Mercedes always had faith that its W15 Formula 1 car would be quick, and was actually surprised it could not deliver on its potential earlier in the campaign.
The German manufacturer went into F1’s summer break with a tally of three wins from the last four races, with George Russell having triumphed in the Austrian Grand Prix, and Lewis Hamilton adding victories in Great Britain and Belgium.
The success has come after a series of upgrades that arrived around the time of the Monaco Grand Prix helped unlock the better car balance characteristics that the team had been chasing.
Trackside engineering director Andrew Shovlin thinks that key to the team making the step forward was simply a gradual progression in its understanding of how to unlock the potential it knew its car had.
“It wasn't so much a breakthrough moment,” he said. “I think we always thought this car, on its day, it seemed to be quick.
“But being able to do that across the whole weekend was a bit of a challenge for us in the early part of the year. It's now more useable.
“That's not one development. That's lots of things that we've done to try and get on top of those issues.
“As I said, we were surprised we weren't quicker at the start. We thought we'd made a good car, and underneath it was a good car. It just had some problems that we had to get on top of. Now we're seeing the result of that hard work.”
Shovlin thinks that progress with its car ramped up once Mercedes had a proper understanding of what was needed to make it quick.
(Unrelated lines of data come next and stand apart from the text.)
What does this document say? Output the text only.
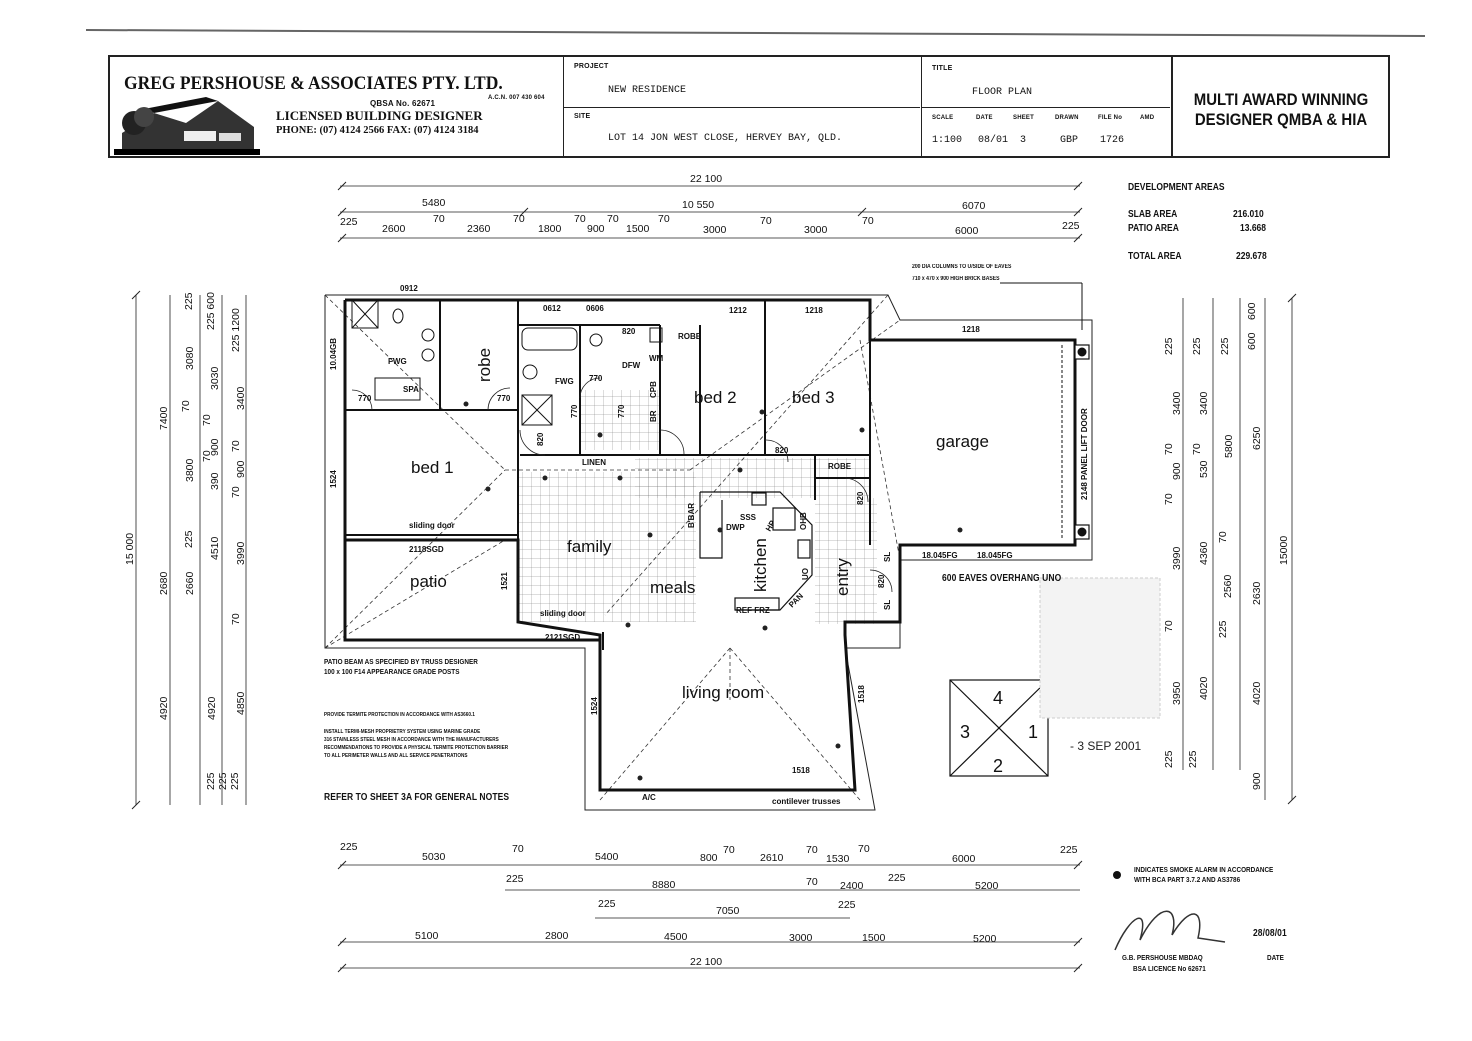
GREG PERSHOUSE & ASSOCIATES PTY. LTD.
A.C.N. 007 430 604
QBSA No. 62671
LICENSED BUILDING DESIGNER
PHONE: (07) 4124 2566 FAX: (07) 4124 3184
PROJECT
NEW RESIDENCE
SITE
LOT 14 JON WEST CLOSE, HERVEY BAY, QLD.
TITLE
FLOOR PLAN
SCALE	DATE	SHEET	DRAWN	FILE No	AMD
1:100 08/01 3	GBP 1726
MULTI AWARD WINNING
DESIGNER QMBA & HIA
4
1
2
3
- 3 SEP 2001
bed 1
bed 2	bed 3
garage
family
meals
patio
living room
robe
kitchen	entry
0912
0612	0606	1212	1218
1218
820
820
770	770
770
ROBE
ROBE
LINEN
FWG
FWG
SPA
DFW
WM
SSS
DWP
REF FRZ
sliding door
2118SGD
sliding door
2121SGD
18.045FG 18.045FG
1518
A/C	contilever trusses
820
820
820
770	770
CPB
BR
B'BAR	HP	OHB
UO
PAN
1524
1521
1524
1518
10.04GB
2148 PANEL LIFT DOOR
SL
SL
22 100
5480	10 550	6070
225
2600
70
2360
70
1800
70
900
70
1500
70
3000
70
3000
70
6000	225
225
5030
70
5400	800
70
2610
70
1530
70
6000
225
225	8880	70 2400
225
5200
225
7050	225
5100	2800	4500	3000	1500	5200
22 100
15 000
7400
2680
4920
225
225
3080
70
3800
225
2660
4920
225
225 600
3030
70
900
70
390
4510
225
225 1200
3400
70
900
70
3990
70
4850
225
3400
70
900
70
3990
70
3950
225
225
3400
70
530
4360
2560
225
4020
225
225
5800
70
4020
600
6250
2630
900
600
15000
DEVELOPMENT AREAS
SLAB AREA	216.010
PATIO AREA	13.668
TOTAL AREA	229.678
200 DIA COLUMNS TO U/SIDE OF EAVES
710 x 470 x 900 HIGH BRICK BASES
600 EAVES OVERHANG UNO
PATIO BEAM AS SPECIFIED BY TRUSS DESIGNER
100 x 100 F14 APPEARANCE GRADE POSTS
PROVIDE TERMITE PROTECTION IN ACCORDANCE WITH AS3660.1
INSTALL TERMI-MESH PROPRIETRY SYSTEM USING MARINE GRADE
316 STAINLESS STEEL MESH IN ACCORDANCE WITH THE MANUFACTURERS
RECOMMENDATIONS TO PROVIDE A PHYSICAL TERMITE PROTECTION BARRIER
TO ALL PERIMETER WALLS AND ALL SERVICE PENETRATIONS
REFER TO SHEET 3A FOR GENERAL NOTES
INDICATES SMOKE ALARM IN ACCORDANCE
WITH BCA PART 3.7.2 AND AS3786
G.B. PERSHOUSE MBDAQ
BSA LICENCE No 62671
28/08/01
DATE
“It is just a feature of how well the organisation's working,” he said. “A lot of success in F1 is about learning, and it's about ideas.
"At the moment, the rate of learning has been high this year and the generation of ideas has been good. Ultimately, that's where all the new parts and new developments come from.”
Mercedes has also been helped by getting a better correlation between what its wind tunnel and simulation predictions are saying and what is happening in the real world.
“The better your models, the better you can develop offline,” he added. “As we have said, we've got lots of different models, and correlation is never perfect, but it's an area where we've definitely seen improvement.
“That ability to model what the car is going to do is one of your best ways of developing these days, when you haven't got endless amounts of tunnel testing or track testing.”